A sustentabilidade é a mais recente palavra de ordem em todas as empresas, sobretudo as da indústria de beleza. De acordo com um inquérito feito a 2000 adultos, 54% dos consumidores considera a sustentabilidade um fator fundamental quando compra produtos de beleza. Tendo isto em conta, não surpreende que termos como “sustentável”, “tudo natural” ou “amigo do ambiente” sejam usados em excesso, como clamor das marcas para darem aos clientes o que querem. Quando afinal não há evidências que sustentem essas afirmações, é fácil frustrarmo-nos. Num recente estudo global da Google Cloud, 58% dos 1491 executivos interrogados disse que a sua empresa faz greenwashing. Se alguma vez vir uma marca afirmar que é 100% sustentável, pode ser um sinal de alarme. A verdade é que é virtualmente impossível ser 100% sustentável, atualmente. Na Rituals, acreditamos que “sustentável” não é um objetivo em si e que devemos sempre tentar melhorar continuamente. Por vezes, há bons motivos pelos quais uma fórmula só tem 90% de ingredientes naturais ou pelo qual a embalagem é feita com plástico. Até as empresas com mais consciência ecológica fazem escolhas que, aparentemente, podem parecer contradizer a sua missão. As boas intenções são uma coisa, mas também devem ter um bom impacto (e nem sempre coincide uma coisa com a outra).  

 

Ingredientes de origem natural 

Há 20 anos, poucas pessoas liam os rótulos das embalagens para ver se havia sulfatos ou parabenos nos seus produtos de cuidados. Hoje em dia, é uma prática comum. Num inquérito a 4487 utilizadoras da Internet, 56% afirmou que pagaria mais por um produto que utilizasse ingredientes naturais. Na Rituals, assumimos o compromisso de que até 2023, todas as nossas fórmulas teriam pelo menos 90% de ingredientes de origem natural.
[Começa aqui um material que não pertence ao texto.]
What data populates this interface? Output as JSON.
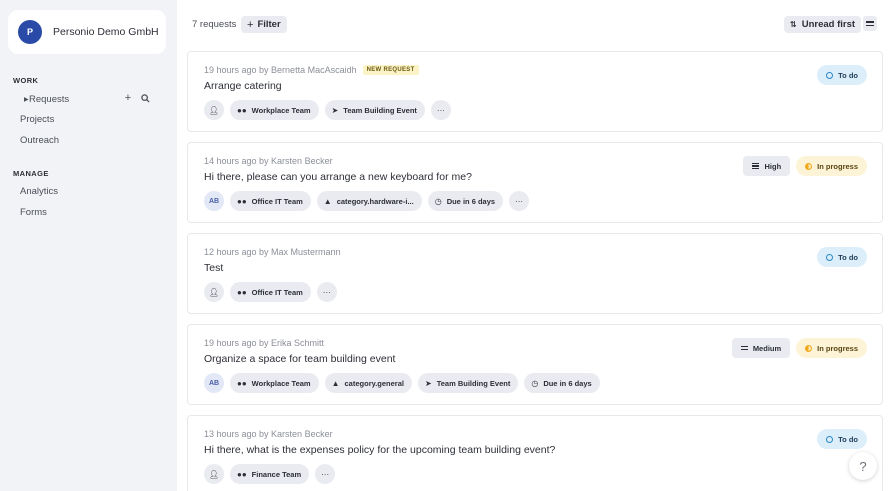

Quer saber porque é que esse objetivo não é 100%? Resumindo, os ingredientes naturais não são sempre a opção mais sustentável. Alguns ingredientes fabricados em laboratório são, na verdade, mais amigos do ambiente do que as alternativas naturais. Quando melhoramos as nossas fórmulas, temos sempre de ter em conta como melhorar um componente pode ter um impacto negativo noutro. Por exemplo, as pétalas de rosa são um ingrediente utilizado com frequência em produtos perfumados e em perfumes. “O óleo de rosa é algo que recreamos de forma artificial”, diz o diretor de responsabilidade ambiental, Cameron McKinnon. “Porquê? Porque é necessária uma quantidade enorme de pétalas de rosa para criar a quantidade de óleo de que necessitamos. Se cada marca da indústria de cosméticos utilizasse pétalas de rosa naturais, talvez acabássemos sem rosas.” Por este motivo, é uma opção muito mais sustentável produzir este óleo de forma artificial e até mesmo um perfumista qualificado não seria capaz de notar a diferença. Claro que este é apenas um exemplo e vamos sempre optar por ingredientes de origem natural quando possível, mas trata-se de encontrar o equilíbrio, daí o nosso objetivo de 90%.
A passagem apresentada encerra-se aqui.